Alors ce soir de blues, dans son deux pièces d'une de ces banlieues
parisiennes ternes et grisâtres, après avoir éclusé une bouteille de
Bordeaux rouge, elle avait pris la décision d'en finir avec toutes ces
élucubrations à propos de Mutine. Elle bazarderait tout, elle revendrait
tout, elle liquiderait tout, avant que les gros problèmes de santé ne
commencent, avant que l’aigreur ne la gagne, avant qu'on ne la retrouve
pendue au lustre de sa salle à manger, avant qu’il ne soit tout simplement
trop tard.
Brèves de comptoir… Propos de désespoir… Echec et mat… Envie de
prendre le large
CHAPITRE 2
Sept heures trente. Nougatine, duffle coat vert gazon et écharpe rouge
vif nouée négligemment autour de son cou, avançait sous l’éclairage
capricieux des néons blafards et ses semelles en caoutchouc couinaient sur
le carrelage sans âge. Sa peau blanche et diaphane, la blondeur de ses
cheveux relevés en un chignon approximatif, ses yeux bleus, tout en elle
contrastait avec ce lieu sinistre et froid. On devinait à son allure
nonchalante qu'elle n'était pas du coin parce qu'à la galerie du Petit Bois,
on ne faisait pas de lèche-vitrine mais on allait à l'essentiel.

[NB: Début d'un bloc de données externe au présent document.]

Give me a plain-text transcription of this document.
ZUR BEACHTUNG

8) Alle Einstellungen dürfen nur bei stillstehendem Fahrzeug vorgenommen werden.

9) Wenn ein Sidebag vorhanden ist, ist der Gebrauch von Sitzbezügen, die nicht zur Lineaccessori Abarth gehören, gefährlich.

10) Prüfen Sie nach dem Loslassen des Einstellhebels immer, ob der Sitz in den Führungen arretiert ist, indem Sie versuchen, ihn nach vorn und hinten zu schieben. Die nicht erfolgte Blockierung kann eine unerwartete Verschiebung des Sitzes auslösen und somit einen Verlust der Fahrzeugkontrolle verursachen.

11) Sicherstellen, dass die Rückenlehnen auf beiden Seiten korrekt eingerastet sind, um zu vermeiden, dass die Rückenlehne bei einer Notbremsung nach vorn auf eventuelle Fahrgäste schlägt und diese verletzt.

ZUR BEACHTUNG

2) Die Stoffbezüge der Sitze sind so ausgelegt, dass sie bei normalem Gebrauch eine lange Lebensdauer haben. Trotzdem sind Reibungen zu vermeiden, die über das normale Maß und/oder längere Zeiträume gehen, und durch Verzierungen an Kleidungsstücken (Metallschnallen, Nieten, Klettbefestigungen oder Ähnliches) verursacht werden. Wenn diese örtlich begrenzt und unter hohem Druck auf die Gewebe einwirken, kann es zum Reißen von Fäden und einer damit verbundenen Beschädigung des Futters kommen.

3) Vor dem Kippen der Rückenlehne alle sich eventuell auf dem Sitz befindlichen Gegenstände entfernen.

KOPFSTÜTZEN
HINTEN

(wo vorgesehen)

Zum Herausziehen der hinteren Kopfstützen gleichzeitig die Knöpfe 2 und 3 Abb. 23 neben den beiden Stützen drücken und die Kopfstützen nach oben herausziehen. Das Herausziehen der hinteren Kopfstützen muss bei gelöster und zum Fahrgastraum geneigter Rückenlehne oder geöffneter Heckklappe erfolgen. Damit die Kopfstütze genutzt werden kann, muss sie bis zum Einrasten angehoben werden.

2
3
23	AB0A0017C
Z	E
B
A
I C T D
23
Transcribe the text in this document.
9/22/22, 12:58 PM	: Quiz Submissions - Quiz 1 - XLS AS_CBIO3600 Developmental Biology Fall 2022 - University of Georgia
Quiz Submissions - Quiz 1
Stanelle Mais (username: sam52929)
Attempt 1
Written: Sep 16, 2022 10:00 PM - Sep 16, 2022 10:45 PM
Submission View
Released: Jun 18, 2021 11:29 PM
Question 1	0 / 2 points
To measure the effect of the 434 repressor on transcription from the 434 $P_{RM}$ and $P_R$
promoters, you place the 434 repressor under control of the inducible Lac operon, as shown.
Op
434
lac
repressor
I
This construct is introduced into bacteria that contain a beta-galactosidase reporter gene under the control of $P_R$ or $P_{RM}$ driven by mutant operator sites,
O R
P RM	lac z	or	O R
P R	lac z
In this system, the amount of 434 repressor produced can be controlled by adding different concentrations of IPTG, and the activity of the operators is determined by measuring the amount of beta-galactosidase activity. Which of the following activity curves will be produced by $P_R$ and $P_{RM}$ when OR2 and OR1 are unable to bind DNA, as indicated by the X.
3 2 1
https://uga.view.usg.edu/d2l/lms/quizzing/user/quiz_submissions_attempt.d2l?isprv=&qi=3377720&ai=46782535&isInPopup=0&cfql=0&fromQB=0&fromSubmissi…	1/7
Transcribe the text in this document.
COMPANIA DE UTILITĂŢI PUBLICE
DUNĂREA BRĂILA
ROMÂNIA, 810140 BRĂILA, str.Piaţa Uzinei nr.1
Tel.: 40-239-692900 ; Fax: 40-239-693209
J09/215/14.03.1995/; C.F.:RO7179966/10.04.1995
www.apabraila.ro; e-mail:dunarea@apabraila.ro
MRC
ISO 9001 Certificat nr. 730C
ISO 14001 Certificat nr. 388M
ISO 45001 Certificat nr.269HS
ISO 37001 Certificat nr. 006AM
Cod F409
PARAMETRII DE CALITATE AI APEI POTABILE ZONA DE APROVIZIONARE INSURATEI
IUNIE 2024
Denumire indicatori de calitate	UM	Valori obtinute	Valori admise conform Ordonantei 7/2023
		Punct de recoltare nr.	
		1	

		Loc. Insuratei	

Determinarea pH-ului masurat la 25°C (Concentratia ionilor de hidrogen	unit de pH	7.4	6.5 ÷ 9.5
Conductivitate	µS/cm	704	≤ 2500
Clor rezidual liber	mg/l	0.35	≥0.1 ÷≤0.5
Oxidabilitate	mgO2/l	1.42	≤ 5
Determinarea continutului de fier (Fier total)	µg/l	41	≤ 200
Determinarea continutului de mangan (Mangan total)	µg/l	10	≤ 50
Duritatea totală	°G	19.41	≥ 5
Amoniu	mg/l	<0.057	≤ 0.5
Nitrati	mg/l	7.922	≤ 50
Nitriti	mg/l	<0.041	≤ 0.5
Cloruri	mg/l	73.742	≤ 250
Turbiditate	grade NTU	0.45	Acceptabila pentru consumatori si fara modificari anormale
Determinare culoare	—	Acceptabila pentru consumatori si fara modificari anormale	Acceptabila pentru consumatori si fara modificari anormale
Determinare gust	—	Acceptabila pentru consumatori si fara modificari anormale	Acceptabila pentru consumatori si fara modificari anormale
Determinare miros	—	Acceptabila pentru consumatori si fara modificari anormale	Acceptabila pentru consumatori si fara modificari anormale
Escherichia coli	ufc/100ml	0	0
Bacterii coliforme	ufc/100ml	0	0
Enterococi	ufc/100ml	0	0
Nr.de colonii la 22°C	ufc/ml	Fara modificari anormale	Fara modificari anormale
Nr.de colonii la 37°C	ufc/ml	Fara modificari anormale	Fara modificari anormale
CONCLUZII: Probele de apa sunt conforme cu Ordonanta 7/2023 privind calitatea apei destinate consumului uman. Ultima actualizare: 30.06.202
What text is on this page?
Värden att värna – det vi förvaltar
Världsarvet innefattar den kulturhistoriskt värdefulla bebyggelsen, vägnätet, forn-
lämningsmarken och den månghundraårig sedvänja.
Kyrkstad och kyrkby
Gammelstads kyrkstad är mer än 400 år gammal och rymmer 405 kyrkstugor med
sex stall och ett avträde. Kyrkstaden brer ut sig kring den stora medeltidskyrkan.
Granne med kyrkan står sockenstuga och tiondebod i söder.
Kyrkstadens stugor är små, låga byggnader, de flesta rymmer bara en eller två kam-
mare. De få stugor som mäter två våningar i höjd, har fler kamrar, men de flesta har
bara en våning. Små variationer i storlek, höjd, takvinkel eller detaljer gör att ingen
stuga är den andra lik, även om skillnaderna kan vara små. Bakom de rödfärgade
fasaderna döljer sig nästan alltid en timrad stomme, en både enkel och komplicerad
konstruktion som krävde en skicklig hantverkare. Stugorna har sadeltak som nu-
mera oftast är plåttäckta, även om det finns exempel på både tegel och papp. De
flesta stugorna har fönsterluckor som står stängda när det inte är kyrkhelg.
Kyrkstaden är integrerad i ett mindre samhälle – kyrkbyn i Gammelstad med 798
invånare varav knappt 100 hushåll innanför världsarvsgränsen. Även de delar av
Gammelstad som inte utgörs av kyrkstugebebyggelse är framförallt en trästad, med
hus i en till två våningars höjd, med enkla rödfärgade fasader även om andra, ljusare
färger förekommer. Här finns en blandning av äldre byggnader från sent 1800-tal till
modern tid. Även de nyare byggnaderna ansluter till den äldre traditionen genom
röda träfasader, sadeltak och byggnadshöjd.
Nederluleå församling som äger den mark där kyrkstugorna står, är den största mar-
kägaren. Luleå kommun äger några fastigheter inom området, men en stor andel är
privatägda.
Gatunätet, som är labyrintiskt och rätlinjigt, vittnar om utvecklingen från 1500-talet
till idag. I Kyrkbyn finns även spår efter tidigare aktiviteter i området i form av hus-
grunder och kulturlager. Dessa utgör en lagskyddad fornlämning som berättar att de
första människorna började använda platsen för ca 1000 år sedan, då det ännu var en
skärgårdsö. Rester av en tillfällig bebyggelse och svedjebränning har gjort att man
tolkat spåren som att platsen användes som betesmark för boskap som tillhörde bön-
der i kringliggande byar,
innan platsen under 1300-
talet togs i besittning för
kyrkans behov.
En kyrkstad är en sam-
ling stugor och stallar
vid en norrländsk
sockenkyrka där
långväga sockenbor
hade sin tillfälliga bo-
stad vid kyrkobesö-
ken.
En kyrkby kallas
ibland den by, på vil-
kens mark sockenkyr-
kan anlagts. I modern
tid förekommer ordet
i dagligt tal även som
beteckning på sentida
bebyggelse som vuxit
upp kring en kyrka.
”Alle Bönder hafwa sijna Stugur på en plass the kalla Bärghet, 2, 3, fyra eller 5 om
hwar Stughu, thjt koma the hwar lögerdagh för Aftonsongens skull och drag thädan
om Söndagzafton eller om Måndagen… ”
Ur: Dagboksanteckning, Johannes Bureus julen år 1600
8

A première vue, la boulangerie et le petit Huit à Huit avaient l'air d'être
les seuls piliers de cette galerie marchande et aussi les seuls lieux de vie si
tant est qu'il y en ait une ici. Une fois ces deux commerces passés, il
régnait un silence de mort digne d'un thriller. Elle frissonna à cette pensée
mais ne rebroussa pas chemin pour autant. Elle n'était manifestement pas
pressée de remonter s'occuper de la vieille dame dont elle avait la charge
depuis hier. Le Ricoré et les tartines beurrées attendraient donc quelques
minutes de plus parce qu'après tout elle était levée depuis six heures du
matin et elle avait besoin de souffler. Même si à vingt et un ans on a du
temps devant soi, elle ne voulait pas croupir dans ce boulot toute sa vie !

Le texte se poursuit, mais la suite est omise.